While it may be possible to do, I would
strongly recommend against it. The thing is that the virtualized hardware is
completely different from what the actual hardware in your system is. Lets say you
load Windows on your machine baremetal, it sees a nice new Intel chipset, GeForce
video card, and a SATA hard drive. Then when you try to boot that partition
with Xen, it suddenly being thrown a completely different set of hardware. It
now is seeing a Cirrus Logic video card, some older generic chipset, and an IDE
hard drive. This will most likely cause your system to blue screen, or worst
case you will have some major data loss.
-----Original Message-----
From:
xen-users-bounces@xxxxxxxxxxxxxxxxxxx [mailto:xen-users-bounces@xxxxxxxxxxxxxxxxxxx]

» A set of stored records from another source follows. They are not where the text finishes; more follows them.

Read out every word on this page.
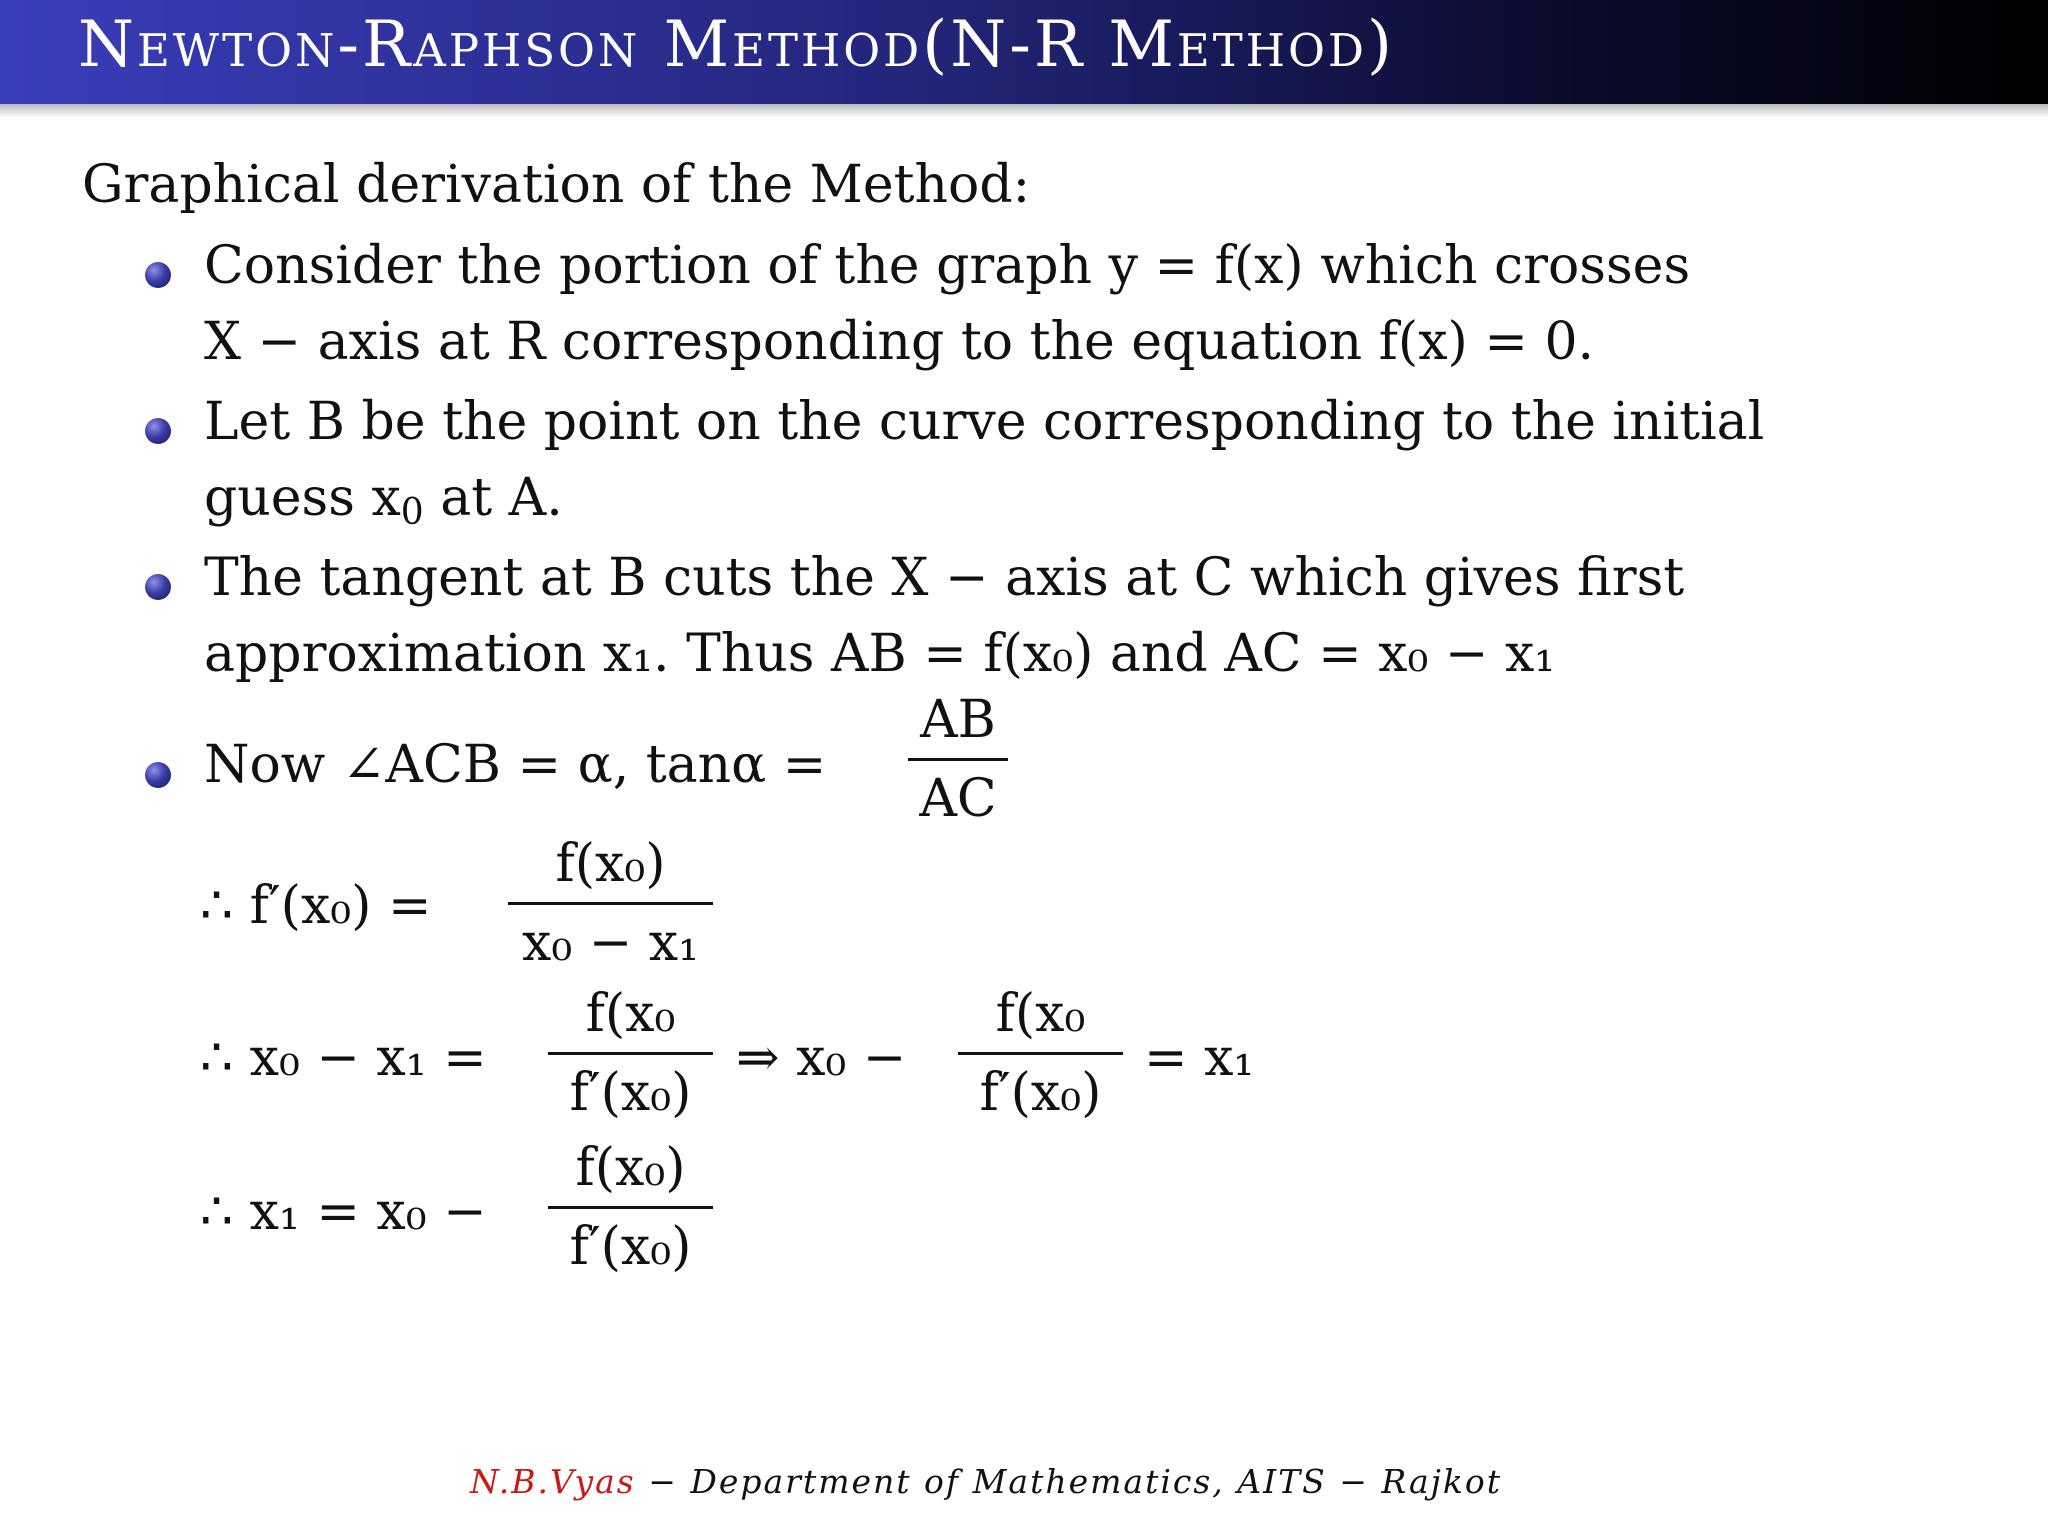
Newton-Raphson Method(N-R Method)
Graphical derivation of the Method:
Consider the portion of the graph y = f(x) which crosses
X − axis at R corresponding to the equation f(x) = 0.
Let B be the point on the curve corresponding to the initial
guess $x_0$ at A.
The tangent at B cuts the X − axis at C which gives first
approximation x₁. Thus AB = f(x₀) and AC = x₀ − x₁
Now ∠ACB = α, tanα =
AB
AC
∴ f′(x₀) =
f(x₀)
x₀ − x₁
∴ x₀ − x₁ =
f(x₀
f′(x₀)
⇒ x₀ −
f(x₀
f′(x₀)
= x₁
∴ x₁ = x₀ −
f(x₀)
f′(x₀)
N.B.Vyas − Department of Mathematics, AITS − Rajkot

On Behalf Of Ishaaq Chandy
Sent: Thursday, August 10, 2006
9:17 AM
To: xen-users@xxxxxxxxxxxxxxxxxxx
Subject: [Xen-users] Re: dual boot
windows
Umm,
any clues on this one?
Ishaaq
On 10/08/06, Ishaaq Chandy <ishaaq@xxxxxxxxx> wrote:
Hi guys,
I'm new to Xen - in fact I haven't installed it yet - wanted to find out a bit
more before I test the waters.
Here's what I want to do:
1. I'm getting a new Intel Core duo laptop within a couple of days. I believe
the core duo chips have Vanderpool technology so it shouldn't be a problem
getting Xen to run windows unmodified - is this correct?
2. I need to install WIndows normally on the hard-drive. In fact, it comes
pre-installed by the manufacturer, but I don't mind blowing it away and
reinstalling it from scratch if I need to. I plan to run this installation
normally at times when I need to run hardware intensive software - aka 3D games
:)
3. I plan to dual boot to a linux installation (Ubuntu??). This installation
will have Xen installed in it. From here I hope to be able to load up the
Windows installation mentioned in point 2 above when I need to. Is this
possible? Or do I need to (I am hoping to avoid this) install a second Windows
installation (and get the required licenses) from within Xen?